By this he means no pop-ups and with much of it coming in the form of “native content” within larger content feeds. If a user clicks on a link, Yandex and the OEM share the revenue on that. No word on what percentages the two parties have, except to say that it is “a significant portion of the revenue” and “a fair share.”

Given that mobile internet browsers and smartphone launchers have been around for a while now, you may wonder what, exactly, Yandex is doing here that will be different or more attractive.

Fokin tells me that this is where Yandex Zen, the AI engine, will come in: machine learning will track how you scroll and pause on certain links to read them, track what you are interested in by your browsing habits and combine that with Yandex’s bigger search index algorithms to develop an ever more accurate picture of what you might like to see, both in terms of content recommendations and ads.

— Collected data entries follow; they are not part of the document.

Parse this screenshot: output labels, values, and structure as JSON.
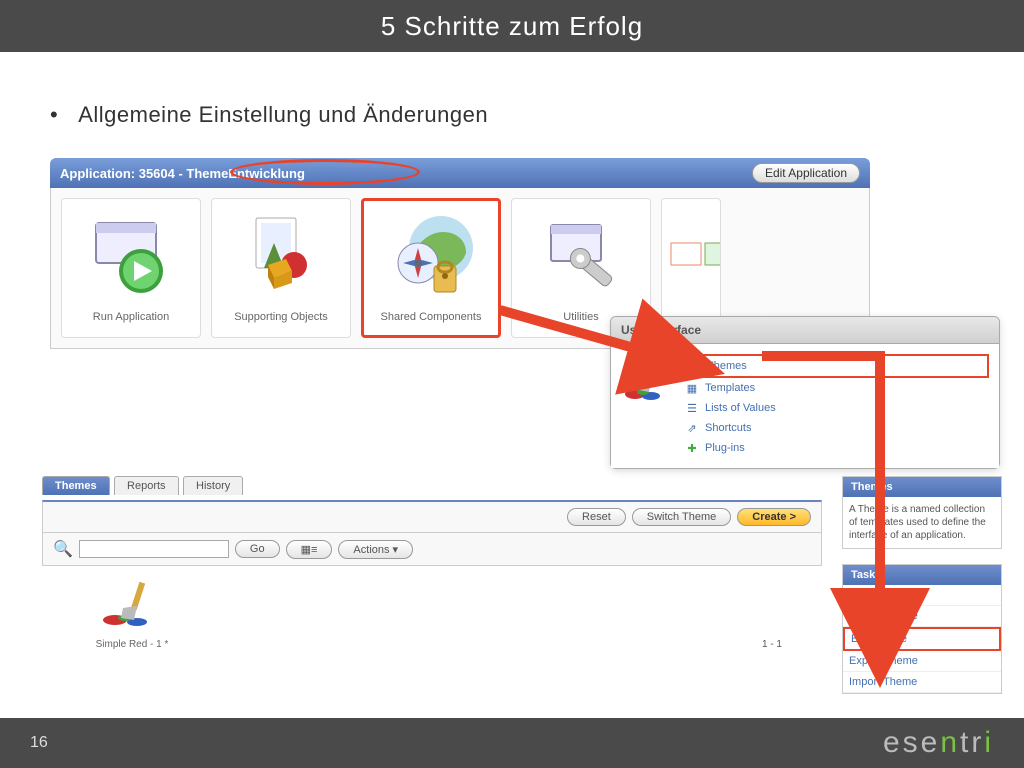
{
  "header": {
    "title": "5 Schritte zum Erfolg"
  },
  "bullet": "Allgemeine Einstellung und Änderungen",
  "appbar": {
    "label": "Application: 35604 - ThemeEntwicklung",
    "edit": "Edit Application"
  },
  "tiles": {
    "run": "Run Application",
    "supporting": "Supporting Objects",
    "shared": "Shared Components",
    "utilities": "Utilities"
  },
  "ui_panel": {
    "title": "User Interface",
    "items": [
      "Themes",
      "Templates",
      "Lists of Values",
      "Shortcuts",
      "Plug-ins"
    ]
  },
  "tabs": {
    "themes": "Themes",
    "reports": "Reports",
    "history": "History"
  },
  "toolbar": {
    "reset": "Reset",
    "switch": "Switch Theme",
    "create": "Create >"
  },
  "search": {
    "go": "Go",
    "actions": "Actions ▾"
  },
  "theme_item": "Simple Red - 1 *",
  "pagination": "1 - 1",
  "side_themes": {
    "head": "Themes",
    "body": "A Theme is a named collection of templates used to define the interface of an application."
  },
  "side_tasks": {
    "head": "Tasks",
    "items": [
      "Copy Theme",
      "Delete Theme",
      "Edit Theme",
      "Export Theme",
      "Import Theme"
    ]
  },
  "footer": {
    "page": "16",
    "brand": "esentri"
  }
}
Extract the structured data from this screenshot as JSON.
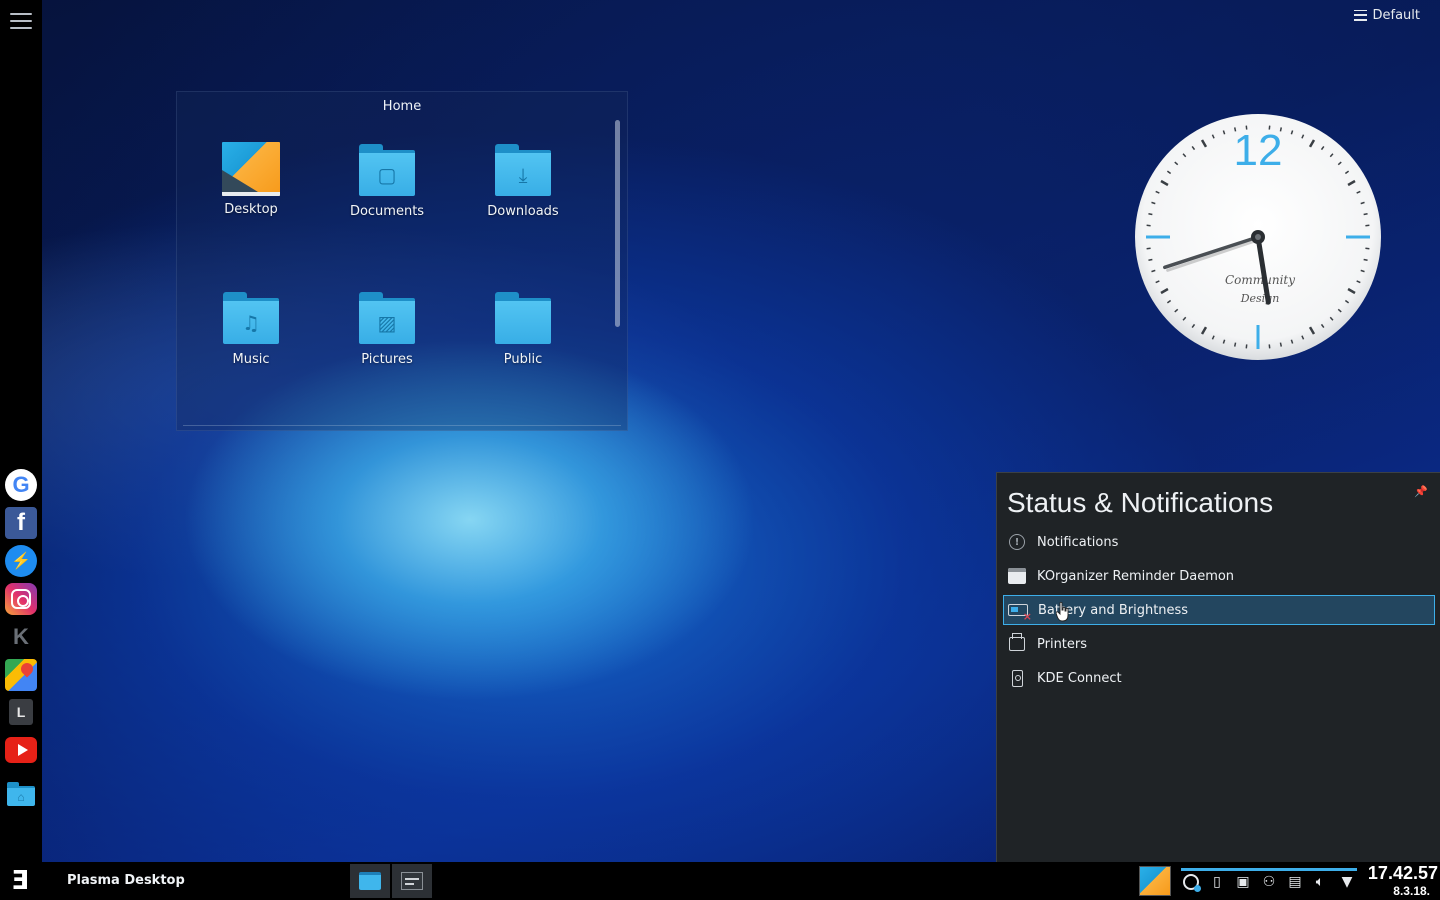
{
  "desktop": {
    "toolbox_label": "Default"
  },
  "folder_view": {
    "title": "Home",
    "items": [
      {
        "label": "Desktop",
        "icon": "desktop-folder-icon"
      },
      {
        "label": "Documents",
        "icon": "documents-folder-icon"
      },
      {
        "label": "Downloads",
        "icon": "downloads-folder-icon"
      },
      {
        "label": "Music",
        "icon": "music-folder-icon"
      },
      {
        "label": "Pictures",
        "icon": "pictures-folder-icon"
      },
      {
        "label": "Public",
        "icon": "public-folder-icon"
      }
    ]
  },
  "clock_widget": {
    "numeral": "12",
    "brand_line1": "Community",
    "brand_line2": "Design",
    "accent": "#3daee9",
    "hour": 5,
    "minute": 42
  },
  "left_dock": {
    "apps": [
      {
        "name": "google",
        "glyph": "G"
      },
      {
        "name": "facebook",
        "glyph": "f"
      },
      {
        "name": "messenger",
        "glyph": "m"
      },
      {
        "name": "instagram",
        "glyph": ""
      },
      {
        "name": "kde",
        "glyph": "K"
      },
      {
        "name": "google-maps",
        "glyph": ""
      },
      {
        "name": "launcher-l",
        "glyph": "L"
      },
      {
        "name": "youtube",
        "glyph": ""
      },
      {
        "name": "home-folder",
        "glyph": "⌂"
      }
    ]
  },
  "status_popup": {
    "title": "Status & Notifications",
    "items": [
      {
        "label": "Notifications",
        "icon": "notifications-icon"
      },
      {
        "label": "KOrganizer Reminder Daemon",
        "icon": "korganizer-icon"
      },
      {
        "label": "Battery and Brightness",
        "icon": "battery-icon",
        "selected": true
      },
      {
        "label": "Printers",
        "icon": "printer-icon"
      },
      {
        "label": "KDE Connect",
        "icon": "kdeconnect-icon"
      }
    ],
    "selection_color": "#3daee9"
  },
  "taskbar": {
    "activity_title": "Plasma Desktop",
    "time": "17.42.57",
    "date": "8.3.18.",
    "tray_icons": [
      "updates-icon",
      "usb-icon",
      "network-icon",
      "user-icon",
      "clipboard-icon",
      "volume-icon",
      "expand-tray-icon"
    ]
  }
}
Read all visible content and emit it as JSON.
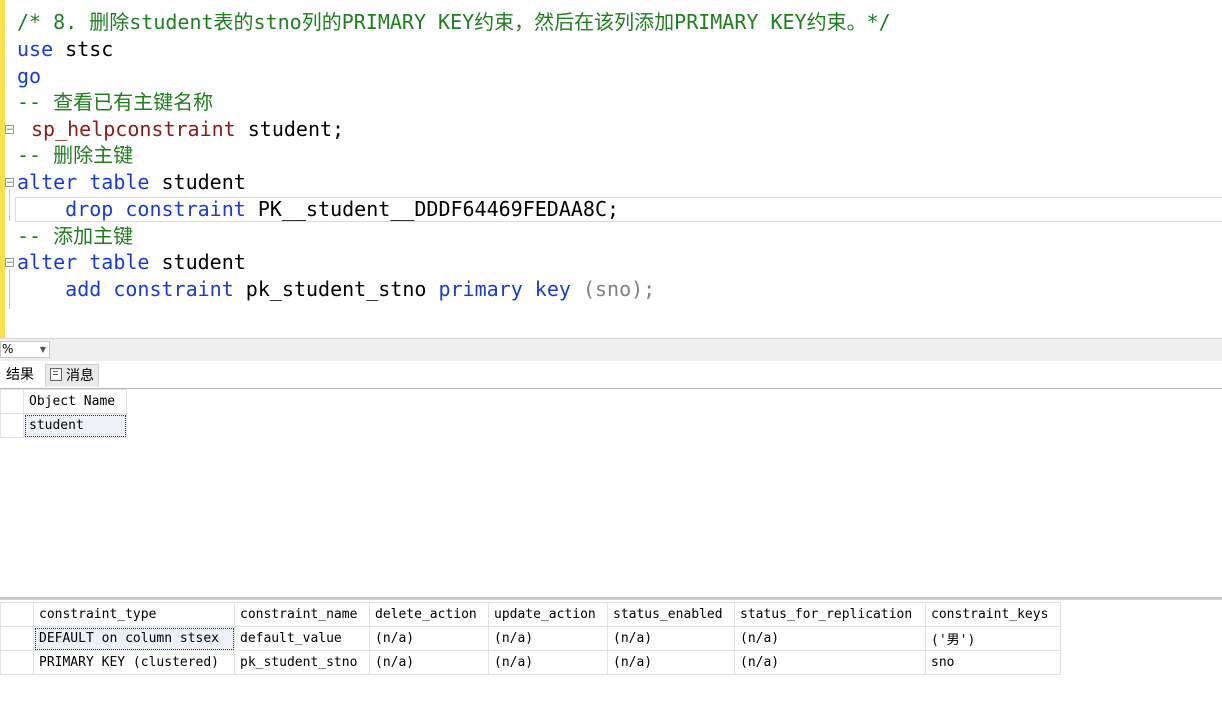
{
  "editor": {
    "lines": [
      {
        "t": "/* 8. 删除student表的stno列的PRIMARY KEY约束，然后在该列添加PRIMARY KEY约束。*/"
      },
      {
        "a": "use",
        "b": " stsc"
      },
      {
        "a": "go"
      },
      {
        "t": "-- 查看已有主键名称"
      },
      {
        "a": "sp_helpconstraint",
        "b": " student;"
      },
      {
        "t": "-- 删除主键"
      },
      {
        "a": "alter table",
        "b": " student"
      },
      {
        "a": "    drop constraint",
        "b": " PK__student__DDDF64469FEDAA8C;"
      },
      {
        "t": "-- 添加主键"
      },
      {
        "a": "alter table",
        "b": " student"
      },
      {
        "a": "    add constraint",
        "b": " pk_student_stno ",
        "c": "primary key",
        "d": " (sno);"
      }
    ]
  },
  "zoom": {
    "value": "%"
  },
  "tabs": {
    "results": "结果",
    "messages": "消息"
  },
  "grid1": {
    "header": "Object Name",
    "value": "student"
  },
  "grid2": {
    "headers": [
      "constraint_type",
      "constraint_name",
      "delete_action",
      "update_action",
      "status_enabled",
      "status_for_replication",
      "constraint_keys"
    ],
    "rows": [
      [
        "DEFAULT on column stsex",
        "default_value",
        "(n/a)",
        "(n/a)",
        "(n/a)",
        "(n/a)",
        "('男')"
      ],
      [
        "PRIMARY KEY (clustered)",
        "pk_student_stno",
        "(n/a)",
        "(n/a)",
        "(n/a)",
        "(n/a)",
        "sno"
      ]
    ]
  }
}
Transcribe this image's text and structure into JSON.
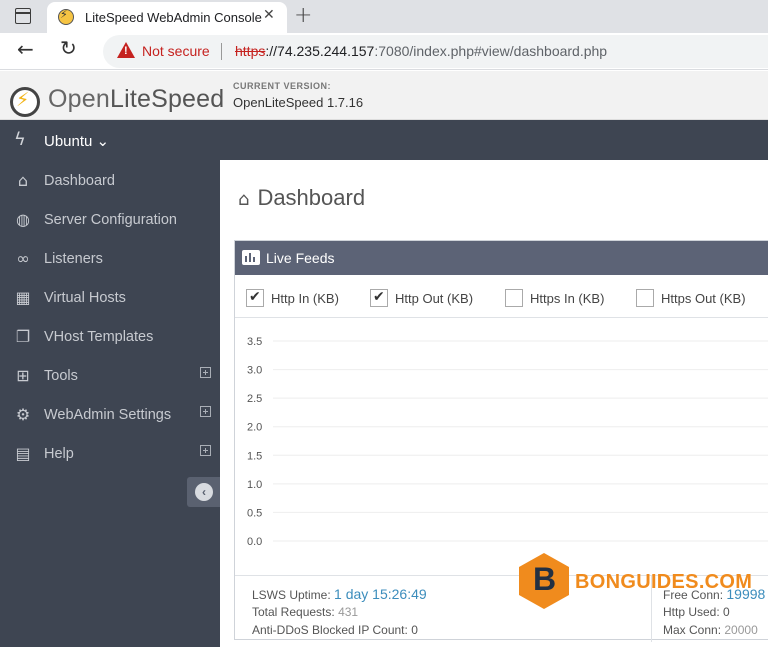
{
  "browser": {
    "tab_title": "LiteSpeed WebAdmin Console",
    "close_glyph": "✕",
    "newtab_glyph": "+",
    "security_label": "Not secure",
    "url_scheme": "https",
    "url_rest_host": "://74.235.244.157",
    "url_rest_path": ":7080/index.php#view/dashboard.php"
  },
  "header": {
    "logo_open": "Open",
    "logo_rest": "LiteSpeed",
    "version_label": "CURRENT VERSION:",
    "version_value": "OpenLiteSpeed 1.7.16",
    "server_name": "Ubuntu ⌄"
  },
  "sidebar": {
    "items": [
      {
        "label": "Dashboard",
        "icon": "home-icon",
        "glyph": "⌂",
        "expandable": false
      },
      {
        "label": "Server Configuration",
        "icon": "globe-icon",
        "glyph": "◍",
        "expandable": false
      },
      {
        "label": "Listeners",
        "icon": "link-icon",
        "glyph": "∞",
        "expandable": false
      },
      {
        "label": "Virtual Hosts",
        "icon": "cubes-icon",
        "glyph": "▦",
        "expandable": false
      },
      {
        "label": "VHost Templates",
        "icon": "copy-icon",
        "glyph": "❐",
        "expandable": false
      },
      {
        "label": "Tools",
        "icon": "grid-icon",
        "glyph": "⊞",
        "expandable": true
      },
      {
        "label": "WebAdmin Settings",
        "icon": "gear-icon",
        "glyph": "⚙",
        "expandable": true
      },
      {
        "label": "Help",
        "icon": "book-icon",
        "glyph": "▤",
        "expandable": true
      }
    ],
    "collapse_glyph": "‹"
  },
  "main": {
    "page_title": "Dashboard",
    "widget": {
      "title": "Live Feeds",
      "checkboxes": [
        {
          "label": "Http In (KB)",
          "checked": true
        },
        {
          "label": "Http Out (KB)",
          "checked": true
        },
        {
          "label": "Https In (KB)",
          "checked": false
        },
        {
          "label": "Https Out (KB)",
          "checked": false
        }
      ]
    },
    "stats": {
      "uptime_label": "LSWS Uptime:",
      "uptime_value": "1 day 15:26:49",
      "requests_label": "Total Requests:",
      "requests_value": "431",
      "ddos_label": "Anti-DDoS Blocked IP Count:",
      "ddos_value": "0",
      "free_conn_label": "Free Conn:",
      "free_conn_value": "19998",
      "http_used_label": "Http Used:",
      "http_used_value": "0",
      "max_conn_label": "Max Conn:",
      "max_conn_value": "20000"
    }
  },
  "chart_data": {
    "type": "line",
    "title": "",
    "xlabel": "",
    "ylabel": "",
    "yticks": [
      "3.5",
      "3.0",
      "2.5",
      "2.0",
      "1.5",
      "1.0",
      "0.5",
      "0.0"
    ],
    "ylim": [
      0,
      3.5
    ],
    "grid": true,
    "series": []
  },
  "watermark": {
    "letter": "B",
    "text": "BONGUIDES.COM"
  },
  "colors": {
    "sidebar_bg": "#3e4552",
    "widget_head": "#5c6376",
    "accent_blue": "#3c8dbc",
    "brand_orange": "#f08b1d"
  }
}
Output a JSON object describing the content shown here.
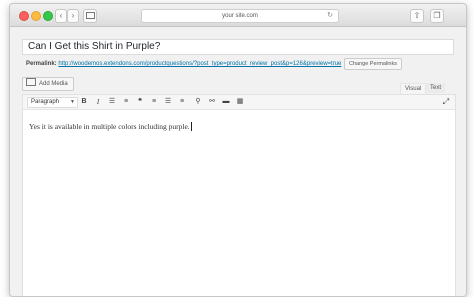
{
  "browser": {
    "url": "your site.com"
  },
  "post": {
    "title": "Can I Get this Shirt in Purple?",
    "permalink_label": "Permalink:",
    "permalink_url": "http://woodemos.extendons.com/productquestions/?post_type=product_review_post&p=126&preview=true",
    "change_permalinks_label": "Change Permalinks",
    "add_media_label": "Add Media",
    "body": "Yes it is available in multiple colors including purple."
  },
  "editor": {
    "tabs": [
      "Visual",
      "Text"
    ],
    "format_select": "Paragraph"
  }
}
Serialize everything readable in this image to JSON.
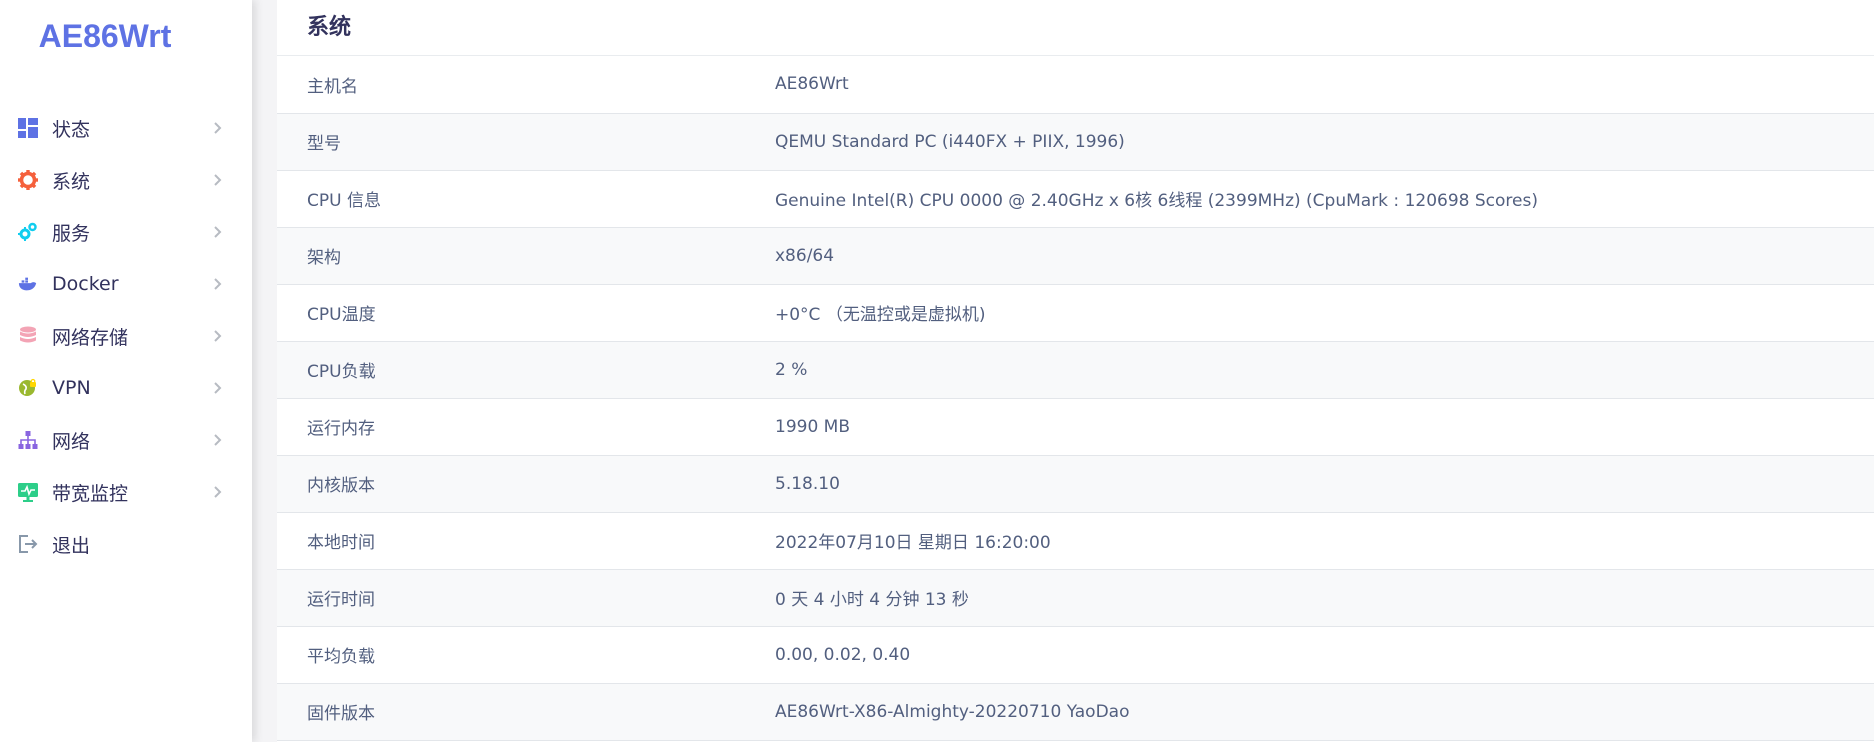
{
  "brand": "AE86Wrt",
  "colors": {
    "brand": "#5e72e4",
    "text": "#32325d",
    "muted": "#525f7f"
  },
  "sidebar": {
    "items": [
      {
        "label": "状态",
        "icon": "dashboard-icon",
        "has_chevron": true
      },
      {
        "label": "系统",
        "icon": "gear-icon",
        "has_chevron": true
      },
      {
        "label": "服务",
        "icon": "gears-icon",
        "has_chevron": true
      },
      {
        "label": "Docker",
        "icon": "docker-icon",
        "has_chevron": true
      },
      {
        "label": "网络存储",
        "icon": "database-icon",
        "has_chevron": true
      },
      {
        "label": "VPN",
        "icon": "globe-lock-icon",
        "has_chevron": true
      },
      {
        "label": "网络",
        "icon": "network-icon",
        "has_chevron": true
      },
      {
        "label": "带宽监控",
        "icon": "monitor-icon",
        "has_chevron": true
      },
      {
        "label": "退出",
        "icon": "logout-icon",
        "has_chevron": false
      }
    ]
  },
  "main": {
    "title": "系统",
    "rows": [
      {
        "label": "主机名",
        "value": "AE86Wrt"
      },
      {
        "label": "型号",
        "value": "QEMU Standard PC (i440FX + PIIX, 1996)"
      },
      {
        "label": "CPU 信息",
        "value": "Genuine Intel(R) CPU 0000 @ 2.40GHz x 6核 6线程 (2399MHz) (CpuMark : 120698 Scores)"
      },
      {
        "label": "架构",
        "value": "x86/64"
      },
      {
        "label": "CPU温度",
        "value": "+0°C （无温控或是虚拟机)"
      },
      {
        "label": "CPU负载",
        "value": "2 %"
      },
      {
        "label": "运行内存",
        "value": "1990 MB"
      },
      {
        "label": "内核版本",
        "value": "5.18.10"
      },
      {
        "label": "本地时间",
        "value": "2022年07月10日 星期日 16:20:00"
      },
      {
        "label": "运行时间",
        "value": "0 天 4 小时 4 分钟 13 秒"
      },
      {
        "label": "平均负载",
        "value": "0.00, 0.02, 0.40"
      },
      {
        "label": "固件版本",
        "value": "AE86Wrt-X86-Almighty-20220710 YaoDao"
      }
    ]
  }
}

Early implementations of the products have already seen people spend about 20 minutes on average in Yandex’s browser and launchers, with the figure growing, he said.

He added that Yandex’s AI also powers the company’s built-in ad blocking feature in the browser. By default nothing is blocked, but if a user decides to ban or block an intrusive ad, Yandex learns that and serves less of the same in the future, and also gives data to publishers so that they know what isn’t working.

All of this was built in-house, he said. “We’ve been making AI and recommendation products for Yandex itself since 1997,” he said. “We think it’s some of the best on the market.”

Fokin would not say what other Zen-powered services Yandex may include in the partnership program except to note that they will continue for the time being to be focused on content, with products in the general area of recommendation and discovery.